En octobre, la Pologne a demandé à l'Union européenne le financement d'un mur le long de sa frontière. Si les ministres de l'Intérieur de 12 pays avaient appelé la Commission européenne à aider à financer ce mur - Autriche, Bulgarie, Chypre, Danemark, Estonie, Grèce, Hongrie, Lituanie, Lettonie, Pologne et République tchèque, Slovaquie -, la présidente de la Commission, Ursula von der Leyen, a refusé d'aider au financement de la construction du mur. La Commission européenne, qui avait appelé lundi 8 novembre à de nouvelles sanctions, commence à mettre ses menaces à exécution. En effet, lors d'une réunion lundi 15 novembre, les ministres des affaires étrangères de l'UE se sont mis d'accord sur une modification du régime actuel de sanctions, en l'élargissant aux pratiques qui consistent à «organiser ou contribuer aux activités du régime de Loukachenko qui facilitent le franchissement illégal des frontières extérieures de l'Union». Actuellement, 166 personnes et 15 entités biélorusses sont visées,  dont Alexandre Loukachenko, son fils et conseiller à la sécurité nationale, ainsi que des membres du système judiciaire et des acteurs économiques.

De plus, la Turquie et les Émirats Arabes ont déclaré que les Irakiens, Syriens et Yéménites ne seraient plus autorisés à prendre l'avion pour le Bélarus à partir de ses aéroports «jusqu'à nouvel ordre». Le gouvernement irakien a quant à lui annoncé qu'il allait procéder aux rapatriements de ses ressortissants bloqués en Biélorussie. Un premier vol est prévu jeudi.

La réaction de la Russie et de la Biélorussie

Depuis le début, le président bélarusse Alexandre Loukachenko affirme qu'il n'est pas à l'origine de cette crise migratoire. Au cours de l'escalade des tensions avec l'Union européenne, il a évoqué la possibilité de suspendre le fonctionnement du gazoduc Yamal-Europe qui traverse le Bélarus et livre du gaz russe, notamment à l'Allemagne et la Pologne. 

Varsovie a également accusé la Russie d'orchestrer la crise migratoire et Minsk de «terrorisme d'État» le 10 novembre dernier. Le 12 novembre, le Kremlin a assuré que ses livraisons de gaz continueront. Les armées russe et bélarusse ont toutefois mené des exercices aéroportés communs près de la frontière polonaise.

Ce mardi 16 novembre, le président biélorusse Alexandre Loukachenko a assuré vouloir éviter que la crise migratoire  à la frontière avec la Pologne dégénère en confrontation avec ses voisins européens.

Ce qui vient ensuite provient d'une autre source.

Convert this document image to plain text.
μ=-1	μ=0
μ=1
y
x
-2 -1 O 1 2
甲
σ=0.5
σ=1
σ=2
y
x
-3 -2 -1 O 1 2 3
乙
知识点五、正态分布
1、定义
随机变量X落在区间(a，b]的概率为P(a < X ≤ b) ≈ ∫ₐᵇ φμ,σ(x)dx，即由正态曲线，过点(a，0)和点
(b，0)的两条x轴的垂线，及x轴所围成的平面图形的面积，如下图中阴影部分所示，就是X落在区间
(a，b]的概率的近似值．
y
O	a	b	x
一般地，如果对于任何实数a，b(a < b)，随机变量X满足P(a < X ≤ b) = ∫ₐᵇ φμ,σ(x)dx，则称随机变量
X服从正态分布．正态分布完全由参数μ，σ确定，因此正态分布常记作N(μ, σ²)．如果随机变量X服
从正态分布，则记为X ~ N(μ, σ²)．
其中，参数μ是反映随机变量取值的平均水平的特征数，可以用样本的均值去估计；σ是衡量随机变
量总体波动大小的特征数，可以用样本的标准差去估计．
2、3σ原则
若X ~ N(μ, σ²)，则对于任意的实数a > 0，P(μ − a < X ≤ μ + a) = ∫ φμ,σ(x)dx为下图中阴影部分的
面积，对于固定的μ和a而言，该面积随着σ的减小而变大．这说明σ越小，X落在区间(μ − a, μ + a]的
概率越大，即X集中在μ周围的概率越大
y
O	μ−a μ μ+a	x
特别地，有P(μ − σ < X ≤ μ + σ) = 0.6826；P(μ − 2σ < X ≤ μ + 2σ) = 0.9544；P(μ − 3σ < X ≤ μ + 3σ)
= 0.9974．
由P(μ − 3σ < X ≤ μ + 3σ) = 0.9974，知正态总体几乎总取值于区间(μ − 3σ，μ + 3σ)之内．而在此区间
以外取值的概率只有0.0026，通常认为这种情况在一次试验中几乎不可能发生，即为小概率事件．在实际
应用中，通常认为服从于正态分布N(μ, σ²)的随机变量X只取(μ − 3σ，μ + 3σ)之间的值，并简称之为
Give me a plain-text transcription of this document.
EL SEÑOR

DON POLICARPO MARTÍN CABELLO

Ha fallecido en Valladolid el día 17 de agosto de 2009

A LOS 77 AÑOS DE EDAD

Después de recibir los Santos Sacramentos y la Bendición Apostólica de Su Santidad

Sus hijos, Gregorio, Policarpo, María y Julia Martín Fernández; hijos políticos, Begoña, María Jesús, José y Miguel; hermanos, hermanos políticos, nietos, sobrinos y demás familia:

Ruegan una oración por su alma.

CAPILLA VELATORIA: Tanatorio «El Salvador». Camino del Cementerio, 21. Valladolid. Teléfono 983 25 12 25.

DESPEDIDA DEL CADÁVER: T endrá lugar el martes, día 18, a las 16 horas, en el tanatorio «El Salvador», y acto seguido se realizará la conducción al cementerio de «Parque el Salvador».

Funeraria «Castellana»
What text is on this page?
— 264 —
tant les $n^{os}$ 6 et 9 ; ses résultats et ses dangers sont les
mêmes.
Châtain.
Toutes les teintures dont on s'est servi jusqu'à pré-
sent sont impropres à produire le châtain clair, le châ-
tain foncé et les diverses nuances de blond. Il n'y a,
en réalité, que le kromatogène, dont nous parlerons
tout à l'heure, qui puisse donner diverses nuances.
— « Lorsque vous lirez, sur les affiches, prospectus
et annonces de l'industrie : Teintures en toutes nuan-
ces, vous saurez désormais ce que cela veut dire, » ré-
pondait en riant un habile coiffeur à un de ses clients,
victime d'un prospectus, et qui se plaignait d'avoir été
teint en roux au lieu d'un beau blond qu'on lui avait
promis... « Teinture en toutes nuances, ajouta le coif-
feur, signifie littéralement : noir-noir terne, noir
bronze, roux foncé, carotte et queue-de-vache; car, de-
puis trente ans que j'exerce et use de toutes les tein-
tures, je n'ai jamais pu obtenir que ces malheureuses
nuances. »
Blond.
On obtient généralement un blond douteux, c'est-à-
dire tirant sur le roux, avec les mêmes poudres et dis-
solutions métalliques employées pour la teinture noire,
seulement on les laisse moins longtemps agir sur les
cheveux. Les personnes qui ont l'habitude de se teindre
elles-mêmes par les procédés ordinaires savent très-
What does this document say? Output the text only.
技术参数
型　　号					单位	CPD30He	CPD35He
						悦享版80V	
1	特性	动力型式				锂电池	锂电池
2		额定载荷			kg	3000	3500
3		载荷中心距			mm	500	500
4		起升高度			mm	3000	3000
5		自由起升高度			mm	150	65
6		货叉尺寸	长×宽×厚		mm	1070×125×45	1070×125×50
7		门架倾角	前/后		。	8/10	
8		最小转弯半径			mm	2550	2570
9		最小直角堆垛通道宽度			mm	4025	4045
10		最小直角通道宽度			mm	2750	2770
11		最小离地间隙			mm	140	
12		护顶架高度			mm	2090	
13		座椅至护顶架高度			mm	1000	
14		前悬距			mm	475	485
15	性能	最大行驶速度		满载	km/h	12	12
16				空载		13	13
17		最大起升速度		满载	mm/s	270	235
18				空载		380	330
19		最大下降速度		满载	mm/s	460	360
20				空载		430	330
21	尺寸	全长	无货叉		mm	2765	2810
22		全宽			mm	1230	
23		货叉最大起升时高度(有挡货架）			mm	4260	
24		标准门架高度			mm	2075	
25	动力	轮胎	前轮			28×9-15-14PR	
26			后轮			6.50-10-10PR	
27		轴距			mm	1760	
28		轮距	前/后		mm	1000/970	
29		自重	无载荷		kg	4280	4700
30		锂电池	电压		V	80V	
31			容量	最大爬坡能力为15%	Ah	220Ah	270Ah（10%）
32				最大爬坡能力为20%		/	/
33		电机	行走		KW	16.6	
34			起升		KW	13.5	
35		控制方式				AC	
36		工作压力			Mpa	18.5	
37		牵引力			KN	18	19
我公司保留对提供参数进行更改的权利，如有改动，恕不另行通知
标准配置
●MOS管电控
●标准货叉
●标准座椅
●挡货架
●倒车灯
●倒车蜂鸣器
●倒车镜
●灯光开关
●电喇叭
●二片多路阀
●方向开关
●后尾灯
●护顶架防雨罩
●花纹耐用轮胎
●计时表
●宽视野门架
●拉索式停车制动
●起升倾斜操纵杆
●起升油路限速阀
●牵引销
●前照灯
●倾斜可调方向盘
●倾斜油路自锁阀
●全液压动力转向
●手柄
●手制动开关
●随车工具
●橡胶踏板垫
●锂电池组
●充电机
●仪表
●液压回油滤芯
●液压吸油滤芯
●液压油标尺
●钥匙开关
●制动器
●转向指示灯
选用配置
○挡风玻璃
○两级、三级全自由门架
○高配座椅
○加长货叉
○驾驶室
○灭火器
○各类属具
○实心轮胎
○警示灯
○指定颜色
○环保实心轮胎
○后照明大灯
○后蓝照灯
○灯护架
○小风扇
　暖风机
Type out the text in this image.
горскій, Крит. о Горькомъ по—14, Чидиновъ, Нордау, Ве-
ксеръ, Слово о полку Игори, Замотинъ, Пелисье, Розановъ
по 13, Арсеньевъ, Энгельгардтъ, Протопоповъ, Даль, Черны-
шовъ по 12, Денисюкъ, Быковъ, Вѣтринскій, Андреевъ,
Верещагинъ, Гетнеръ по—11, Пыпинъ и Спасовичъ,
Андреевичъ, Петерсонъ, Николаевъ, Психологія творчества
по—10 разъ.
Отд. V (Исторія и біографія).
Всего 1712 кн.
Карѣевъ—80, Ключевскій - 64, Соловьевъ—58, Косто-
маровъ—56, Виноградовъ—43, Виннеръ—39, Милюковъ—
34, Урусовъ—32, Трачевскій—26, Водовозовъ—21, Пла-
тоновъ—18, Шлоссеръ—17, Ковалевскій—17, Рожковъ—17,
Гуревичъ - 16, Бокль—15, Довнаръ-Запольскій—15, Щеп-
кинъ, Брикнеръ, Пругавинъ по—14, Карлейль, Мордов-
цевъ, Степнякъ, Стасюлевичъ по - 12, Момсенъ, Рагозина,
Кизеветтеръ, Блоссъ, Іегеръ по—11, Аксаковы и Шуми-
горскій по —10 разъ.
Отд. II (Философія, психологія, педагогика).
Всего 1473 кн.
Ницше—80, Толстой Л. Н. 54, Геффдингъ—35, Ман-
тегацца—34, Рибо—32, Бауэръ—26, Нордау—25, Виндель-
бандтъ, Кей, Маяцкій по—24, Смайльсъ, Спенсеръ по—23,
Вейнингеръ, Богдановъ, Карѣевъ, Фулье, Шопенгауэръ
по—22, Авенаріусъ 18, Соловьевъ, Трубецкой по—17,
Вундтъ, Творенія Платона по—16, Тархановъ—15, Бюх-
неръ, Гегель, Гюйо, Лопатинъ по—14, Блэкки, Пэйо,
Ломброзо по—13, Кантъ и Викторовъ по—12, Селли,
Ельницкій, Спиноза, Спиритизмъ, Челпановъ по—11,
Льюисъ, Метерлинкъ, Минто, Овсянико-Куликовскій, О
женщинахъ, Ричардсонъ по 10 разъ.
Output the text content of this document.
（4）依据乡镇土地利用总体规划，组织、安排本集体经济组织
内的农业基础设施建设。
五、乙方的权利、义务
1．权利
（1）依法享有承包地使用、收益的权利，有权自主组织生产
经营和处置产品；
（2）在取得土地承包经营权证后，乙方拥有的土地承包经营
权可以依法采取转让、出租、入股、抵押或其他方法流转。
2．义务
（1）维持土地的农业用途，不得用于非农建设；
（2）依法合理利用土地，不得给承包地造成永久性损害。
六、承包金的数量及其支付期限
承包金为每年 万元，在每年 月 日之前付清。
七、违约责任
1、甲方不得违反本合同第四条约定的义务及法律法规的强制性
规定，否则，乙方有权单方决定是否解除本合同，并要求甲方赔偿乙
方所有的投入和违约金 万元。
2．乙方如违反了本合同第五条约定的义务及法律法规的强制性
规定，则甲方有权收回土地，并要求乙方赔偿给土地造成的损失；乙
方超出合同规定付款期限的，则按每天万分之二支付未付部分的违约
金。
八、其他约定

Des tensions depuis plusieurs années

Entre la Russie et l'UE, les sujets de tension ne manquent pas.  En avril la Russie a expulsé des employés de l'ambassade tchèque à Moscou après que la République tchèque a accusé les services secrets russes d'être impliqués dans l'explosion d'un dépôt de munitions en 2014. La Russie a regroupé en avril plus de 120 000 soldats aux frontières de l'Ukraine et a accusé les États-Unis et l'Otan de se livrer à des "activités provocatrices" dans l'espace maritime et aérien de la mer Noire. Autre sujet de tension, la bête noire du Kremlin, Alexeï Navalny, opposant au régime Russe qui est en prison depuis mi-janvier. Il avait été arrêté à son retour d’Allemagne où il avait passé près de cinq mois en convalescence pour se remettre d’un empoisonnement à un agent neurotoxique en août 2020 dont il accuse le Kremlin. 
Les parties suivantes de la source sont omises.